India has asked the UK to deport Vijay Mallya, whose Kingfisher Airlines has been accused of defaulting bank loans of over Rs 9,400 crore, citing the revocation of his passport and a non-bailable warrant against him.
External Affairs Ministry also emphasised that India will continue pursuing Mallya's deportation matter with the UK authorities.
Four days after MEA revoked the liquor baron's passport, ministry Spokesperson Vikas Swarup said, "The ministry has written to the High Commission of the UK in Delhi requesting the deportation of Vijay Mallya so that his presence can be secured for investigations against him under the Prevention of Money Laundering Act 2002."
He further said that Indian High Commission in the UK will also be issuing a similar note verbale to the UK Foreign and Commonwealth Office.
"Mallya's passport was revoked last week in view of these (PMLA) investigations and non-bailable warrant issued by the Special Judge, Mumbai. We will continue to pursue this matter with UK authorities," Swarup added.
ED has approached the MEA seeking initiation of deportation proceedings against Mallya, charged with money laundering in the Rs 900 crore IDBI loan fraud case.
Mallya, who had left India on March 2 for the UK, can approach the British authorities to grant him permission to continue his stay in that country or challenge the revocation of his passport.
Earlier in the week, Mallya, who has been evading several requests from investigating agencies and courts to appear for questioning, was asked by Supreme Court to submit details of all his assets including those of his family members. The details will be shared with the consortium of banks to which Mallya’s now-defunct Kingfisher Airlines owes Rs 9,000 crore.

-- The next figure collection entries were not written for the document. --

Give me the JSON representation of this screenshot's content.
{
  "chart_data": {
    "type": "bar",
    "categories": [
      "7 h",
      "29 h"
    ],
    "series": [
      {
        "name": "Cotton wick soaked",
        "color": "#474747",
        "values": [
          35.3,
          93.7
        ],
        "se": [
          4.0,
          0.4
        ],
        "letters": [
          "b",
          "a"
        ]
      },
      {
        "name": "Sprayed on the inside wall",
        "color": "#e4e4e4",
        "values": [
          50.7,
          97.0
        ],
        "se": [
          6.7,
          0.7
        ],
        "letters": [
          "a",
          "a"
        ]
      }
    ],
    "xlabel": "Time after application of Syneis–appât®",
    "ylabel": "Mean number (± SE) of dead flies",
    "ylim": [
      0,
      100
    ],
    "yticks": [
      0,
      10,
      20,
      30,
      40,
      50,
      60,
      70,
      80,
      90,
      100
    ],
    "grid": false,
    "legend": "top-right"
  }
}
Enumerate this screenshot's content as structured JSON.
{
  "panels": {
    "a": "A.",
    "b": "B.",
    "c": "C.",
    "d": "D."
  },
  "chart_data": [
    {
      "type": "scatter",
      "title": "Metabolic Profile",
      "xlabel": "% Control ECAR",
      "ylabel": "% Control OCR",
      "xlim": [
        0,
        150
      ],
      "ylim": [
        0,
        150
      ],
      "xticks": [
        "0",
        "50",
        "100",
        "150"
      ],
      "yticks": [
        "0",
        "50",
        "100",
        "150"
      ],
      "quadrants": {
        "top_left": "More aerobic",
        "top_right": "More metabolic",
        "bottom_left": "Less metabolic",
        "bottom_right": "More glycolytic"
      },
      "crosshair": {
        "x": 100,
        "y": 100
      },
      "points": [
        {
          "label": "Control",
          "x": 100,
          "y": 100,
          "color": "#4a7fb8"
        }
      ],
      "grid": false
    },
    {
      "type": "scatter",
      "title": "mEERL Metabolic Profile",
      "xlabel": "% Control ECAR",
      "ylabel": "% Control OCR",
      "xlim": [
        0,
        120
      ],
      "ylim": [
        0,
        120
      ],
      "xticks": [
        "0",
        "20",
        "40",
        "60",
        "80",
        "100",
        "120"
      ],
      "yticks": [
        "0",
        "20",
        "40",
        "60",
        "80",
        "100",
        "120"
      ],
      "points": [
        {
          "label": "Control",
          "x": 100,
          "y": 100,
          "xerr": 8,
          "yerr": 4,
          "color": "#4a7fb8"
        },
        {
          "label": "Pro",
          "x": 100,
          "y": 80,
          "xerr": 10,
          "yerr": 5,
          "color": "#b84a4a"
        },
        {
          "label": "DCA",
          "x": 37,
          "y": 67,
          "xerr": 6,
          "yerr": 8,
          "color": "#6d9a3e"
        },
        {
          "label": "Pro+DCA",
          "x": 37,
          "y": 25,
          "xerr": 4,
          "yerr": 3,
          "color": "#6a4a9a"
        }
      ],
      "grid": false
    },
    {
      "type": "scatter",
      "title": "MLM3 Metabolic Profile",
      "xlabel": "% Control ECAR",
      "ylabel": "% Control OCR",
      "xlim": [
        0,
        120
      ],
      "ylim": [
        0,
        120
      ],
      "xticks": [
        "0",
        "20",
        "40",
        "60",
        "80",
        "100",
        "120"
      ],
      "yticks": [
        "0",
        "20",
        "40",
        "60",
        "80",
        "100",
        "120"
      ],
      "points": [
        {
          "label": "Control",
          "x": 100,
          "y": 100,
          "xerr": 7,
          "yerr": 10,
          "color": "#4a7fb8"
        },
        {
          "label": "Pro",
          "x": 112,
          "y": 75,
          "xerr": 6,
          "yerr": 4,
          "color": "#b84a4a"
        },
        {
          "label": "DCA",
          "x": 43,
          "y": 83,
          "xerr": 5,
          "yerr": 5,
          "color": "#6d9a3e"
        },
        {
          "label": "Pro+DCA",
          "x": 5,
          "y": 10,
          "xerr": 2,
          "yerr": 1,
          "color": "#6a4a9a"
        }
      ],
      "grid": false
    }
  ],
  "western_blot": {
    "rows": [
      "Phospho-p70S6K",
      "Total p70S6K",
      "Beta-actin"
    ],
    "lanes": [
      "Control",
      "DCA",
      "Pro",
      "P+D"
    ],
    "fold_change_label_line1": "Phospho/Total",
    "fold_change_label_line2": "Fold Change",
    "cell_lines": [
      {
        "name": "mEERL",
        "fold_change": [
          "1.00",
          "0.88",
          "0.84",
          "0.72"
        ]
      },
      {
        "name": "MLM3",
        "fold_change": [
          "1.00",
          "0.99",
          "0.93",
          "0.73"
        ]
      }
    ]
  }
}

The banks, most of them state-owned, had approached India’s apex court in February this year to stop Mallya from leaving the country, but by then the embattled businessman, once known as the ‘King of Good Times’, had flown out of the country. Later, Mallya had taken to social networking platform Twitter to say that he was not an absconder.
Mallya had offered to pay Rs 4,000 crore to the lenders by September. He had also agreed to pay an additional Rs 2,000 crore to banks if the defunct Kingfisher airline wins a lawsuit seeking damages from a plane engine-maker Aero Engines. Kingfisher Airlines, after making losses for nine years, closed down in 2012.